May 23: Shirakawa-Go, Toyama house, Takayama

Our futon experience went better than expected. Sitting twelve inches off the floor to take a shower was another new experience, but accomplished without discomfort. As we left the Kagaya Hotel we were waved off by a regiment of hotel staff all in a row.  I remembered a similar sendoff at the Rambagh Palace Hotel in Jaipur, India.

Off by motor coach to a local rice farm cooperative where we were treated to a Power Point presentation demonstrating the several varieties and uses of rice, including particular varieties for sake. For centuries rice has been both a currency and a cultural mainstay of Japanese identity. A koku of rice ( http://en.wikipedia.org/wiki/Koku ) was the quantity sufficient to feed one person for a year – about 330 pounds. Wealth was once calculated in koku. A Samurai might expect collectively from peasants under his protection a yearly koku tax in the thousands. One koku was packaged in a bale as shown in the Shinto Temple on Miyajima Island, Day 2.

Rice paddies are passed from one generation to the next. Rice is now planted by machines – I wasn’t fast enough with the camera to catch a picture of several as we passed by. Paddies are filled with water by irrigation; water is plentiful. After the harvest, the irrigation ceases and the remaining stalks and roots  stay in place as fertilizer for the next planting. In this way, for hundreds of years, there is no need to enrich the paddy soil.

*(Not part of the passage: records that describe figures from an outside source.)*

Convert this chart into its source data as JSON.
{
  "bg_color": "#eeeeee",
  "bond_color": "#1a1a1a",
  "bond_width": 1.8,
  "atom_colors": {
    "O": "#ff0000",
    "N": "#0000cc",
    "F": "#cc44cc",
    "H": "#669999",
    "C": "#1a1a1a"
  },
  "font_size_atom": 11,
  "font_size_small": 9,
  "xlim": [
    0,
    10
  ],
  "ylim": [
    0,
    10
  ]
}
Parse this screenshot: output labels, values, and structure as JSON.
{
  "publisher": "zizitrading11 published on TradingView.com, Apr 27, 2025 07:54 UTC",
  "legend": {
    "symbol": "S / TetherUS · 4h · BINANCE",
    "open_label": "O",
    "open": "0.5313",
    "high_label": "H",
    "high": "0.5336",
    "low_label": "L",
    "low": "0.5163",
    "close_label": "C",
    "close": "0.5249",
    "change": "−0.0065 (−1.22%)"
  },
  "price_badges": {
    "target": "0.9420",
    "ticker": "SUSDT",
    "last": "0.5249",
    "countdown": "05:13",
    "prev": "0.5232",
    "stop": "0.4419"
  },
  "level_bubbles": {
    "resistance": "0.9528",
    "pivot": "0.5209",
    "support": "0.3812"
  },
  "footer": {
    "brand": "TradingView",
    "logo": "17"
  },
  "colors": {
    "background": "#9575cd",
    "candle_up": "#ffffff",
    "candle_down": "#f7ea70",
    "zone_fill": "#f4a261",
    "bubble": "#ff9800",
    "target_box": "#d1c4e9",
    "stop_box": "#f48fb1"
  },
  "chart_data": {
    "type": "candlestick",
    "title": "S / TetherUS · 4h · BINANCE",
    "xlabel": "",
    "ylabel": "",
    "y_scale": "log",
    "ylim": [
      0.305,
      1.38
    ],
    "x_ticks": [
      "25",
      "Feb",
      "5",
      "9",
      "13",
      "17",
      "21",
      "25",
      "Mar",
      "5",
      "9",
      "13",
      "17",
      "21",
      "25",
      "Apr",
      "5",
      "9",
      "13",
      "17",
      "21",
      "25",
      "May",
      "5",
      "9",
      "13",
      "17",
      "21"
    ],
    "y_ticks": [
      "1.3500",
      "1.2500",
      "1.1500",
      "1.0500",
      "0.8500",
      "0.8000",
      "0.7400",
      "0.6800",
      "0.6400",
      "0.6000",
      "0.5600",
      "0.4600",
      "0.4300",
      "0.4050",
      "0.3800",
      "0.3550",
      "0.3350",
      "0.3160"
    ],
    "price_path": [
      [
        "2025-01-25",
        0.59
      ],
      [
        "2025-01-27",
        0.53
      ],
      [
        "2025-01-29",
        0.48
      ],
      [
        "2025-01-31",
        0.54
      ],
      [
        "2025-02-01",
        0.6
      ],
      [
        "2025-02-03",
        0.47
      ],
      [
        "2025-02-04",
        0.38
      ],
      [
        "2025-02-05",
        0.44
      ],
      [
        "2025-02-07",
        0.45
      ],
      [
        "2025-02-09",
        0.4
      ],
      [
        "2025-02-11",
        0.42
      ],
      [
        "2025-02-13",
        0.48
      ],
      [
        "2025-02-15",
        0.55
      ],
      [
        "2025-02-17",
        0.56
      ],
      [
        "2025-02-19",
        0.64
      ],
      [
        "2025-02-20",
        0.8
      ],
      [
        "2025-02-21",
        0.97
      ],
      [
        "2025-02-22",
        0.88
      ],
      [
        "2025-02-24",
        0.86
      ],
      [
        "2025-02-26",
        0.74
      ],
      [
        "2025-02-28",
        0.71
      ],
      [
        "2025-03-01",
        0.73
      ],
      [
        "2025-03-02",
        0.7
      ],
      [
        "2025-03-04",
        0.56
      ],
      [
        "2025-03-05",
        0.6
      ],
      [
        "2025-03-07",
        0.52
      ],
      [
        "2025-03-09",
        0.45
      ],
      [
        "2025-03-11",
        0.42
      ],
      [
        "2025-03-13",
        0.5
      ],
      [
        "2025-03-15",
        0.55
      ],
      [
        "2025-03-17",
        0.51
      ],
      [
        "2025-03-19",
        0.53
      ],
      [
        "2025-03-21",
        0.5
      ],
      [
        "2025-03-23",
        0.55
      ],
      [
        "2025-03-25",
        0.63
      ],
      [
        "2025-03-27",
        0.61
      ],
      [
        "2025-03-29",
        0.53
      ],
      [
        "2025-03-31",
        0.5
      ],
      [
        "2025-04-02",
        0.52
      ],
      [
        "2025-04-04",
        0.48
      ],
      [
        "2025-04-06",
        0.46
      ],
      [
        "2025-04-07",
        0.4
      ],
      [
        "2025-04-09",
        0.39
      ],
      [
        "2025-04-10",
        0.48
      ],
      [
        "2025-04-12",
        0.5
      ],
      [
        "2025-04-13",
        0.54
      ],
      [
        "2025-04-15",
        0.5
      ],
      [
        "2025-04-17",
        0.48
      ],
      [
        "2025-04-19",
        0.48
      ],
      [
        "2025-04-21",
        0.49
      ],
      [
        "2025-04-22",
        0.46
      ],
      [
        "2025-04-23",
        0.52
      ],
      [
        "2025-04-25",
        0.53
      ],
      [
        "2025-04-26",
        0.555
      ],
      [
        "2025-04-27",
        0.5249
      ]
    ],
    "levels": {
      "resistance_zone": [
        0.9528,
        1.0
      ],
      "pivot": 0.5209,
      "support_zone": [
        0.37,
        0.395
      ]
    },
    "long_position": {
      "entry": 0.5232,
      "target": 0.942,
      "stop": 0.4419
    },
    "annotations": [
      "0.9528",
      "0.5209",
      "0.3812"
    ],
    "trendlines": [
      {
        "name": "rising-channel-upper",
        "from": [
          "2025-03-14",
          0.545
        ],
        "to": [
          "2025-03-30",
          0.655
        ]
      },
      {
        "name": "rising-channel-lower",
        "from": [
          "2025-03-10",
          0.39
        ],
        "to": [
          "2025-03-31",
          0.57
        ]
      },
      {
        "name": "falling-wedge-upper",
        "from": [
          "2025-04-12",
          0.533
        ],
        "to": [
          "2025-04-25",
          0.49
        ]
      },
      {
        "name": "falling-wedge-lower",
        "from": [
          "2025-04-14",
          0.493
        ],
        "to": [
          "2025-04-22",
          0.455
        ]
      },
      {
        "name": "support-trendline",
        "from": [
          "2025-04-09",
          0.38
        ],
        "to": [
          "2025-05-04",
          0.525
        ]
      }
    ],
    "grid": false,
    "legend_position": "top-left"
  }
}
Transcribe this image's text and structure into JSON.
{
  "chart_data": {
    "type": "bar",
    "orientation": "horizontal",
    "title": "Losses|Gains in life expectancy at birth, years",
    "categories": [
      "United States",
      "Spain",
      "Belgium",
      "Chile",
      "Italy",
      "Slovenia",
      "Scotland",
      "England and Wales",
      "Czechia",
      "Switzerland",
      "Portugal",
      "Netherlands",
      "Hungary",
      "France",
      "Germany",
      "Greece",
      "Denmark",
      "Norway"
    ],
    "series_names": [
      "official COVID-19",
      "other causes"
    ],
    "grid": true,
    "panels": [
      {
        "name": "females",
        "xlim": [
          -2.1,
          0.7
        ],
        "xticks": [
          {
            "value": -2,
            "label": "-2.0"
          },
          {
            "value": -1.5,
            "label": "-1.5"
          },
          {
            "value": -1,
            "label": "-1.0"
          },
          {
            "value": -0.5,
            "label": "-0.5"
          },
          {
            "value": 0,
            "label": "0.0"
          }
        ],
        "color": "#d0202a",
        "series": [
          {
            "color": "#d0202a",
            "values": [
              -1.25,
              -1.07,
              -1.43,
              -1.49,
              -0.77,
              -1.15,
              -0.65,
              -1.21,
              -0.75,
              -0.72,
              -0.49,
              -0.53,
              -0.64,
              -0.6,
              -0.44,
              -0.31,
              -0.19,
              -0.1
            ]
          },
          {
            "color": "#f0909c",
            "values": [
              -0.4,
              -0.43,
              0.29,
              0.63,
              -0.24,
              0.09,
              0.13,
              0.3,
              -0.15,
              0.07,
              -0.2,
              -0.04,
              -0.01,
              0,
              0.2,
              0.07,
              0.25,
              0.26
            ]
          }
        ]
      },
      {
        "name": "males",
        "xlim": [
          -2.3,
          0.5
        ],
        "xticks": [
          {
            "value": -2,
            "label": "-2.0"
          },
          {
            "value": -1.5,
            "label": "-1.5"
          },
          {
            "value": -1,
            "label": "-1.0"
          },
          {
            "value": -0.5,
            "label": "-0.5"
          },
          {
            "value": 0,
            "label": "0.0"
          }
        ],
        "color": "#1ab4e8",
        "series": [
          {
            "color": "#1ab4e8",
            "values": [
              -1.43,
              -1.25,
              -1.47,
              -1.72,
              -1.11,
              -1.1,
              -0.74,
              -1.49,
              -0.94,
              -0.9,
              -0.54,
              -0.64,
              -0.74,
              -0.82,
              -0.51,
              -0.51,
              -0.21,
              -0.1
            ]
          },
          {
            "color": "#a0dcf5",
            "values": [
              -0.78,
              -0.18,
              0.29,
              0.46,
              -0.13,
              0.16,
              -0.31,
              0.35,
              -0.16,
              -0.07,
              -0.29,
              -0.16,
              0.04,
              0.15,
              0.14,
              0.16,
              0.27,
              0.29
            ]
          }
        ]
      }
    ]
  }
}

Amy volunteered to manually plant a trio of rice plants.

Next we visited Shirakawa-go Village.  http://en.wikipedia.org/wiki/Historic_Villages_of_Shirakawa-gō_and_Gokayama I was impressed by the roof construction which is reminiscent of old farm house roofs in parts of Germany and Lithuania. Amy once lived under such a roof. We learned that to repair a roof here in Japan would cost  the equivalent of over  $100,000, requiring a subsidy from the government for this UNESCO site.

Lunch today was at a ski resort. After lunch we visited a 400 year old family house built in the traditional fashion seen at Shirakawa-go. The cooking was done on the first/ground floor; smoke was vented through bamboo grates in the middle of each of the upper three floors and through the roof. Nearby was the massive Miboro Dam  http://en.wikipedia.org/wiki/Miboro_Dam .

Finally we arrived at The Hotel Associa on a mountain overlooking the 16th century town of Takayama.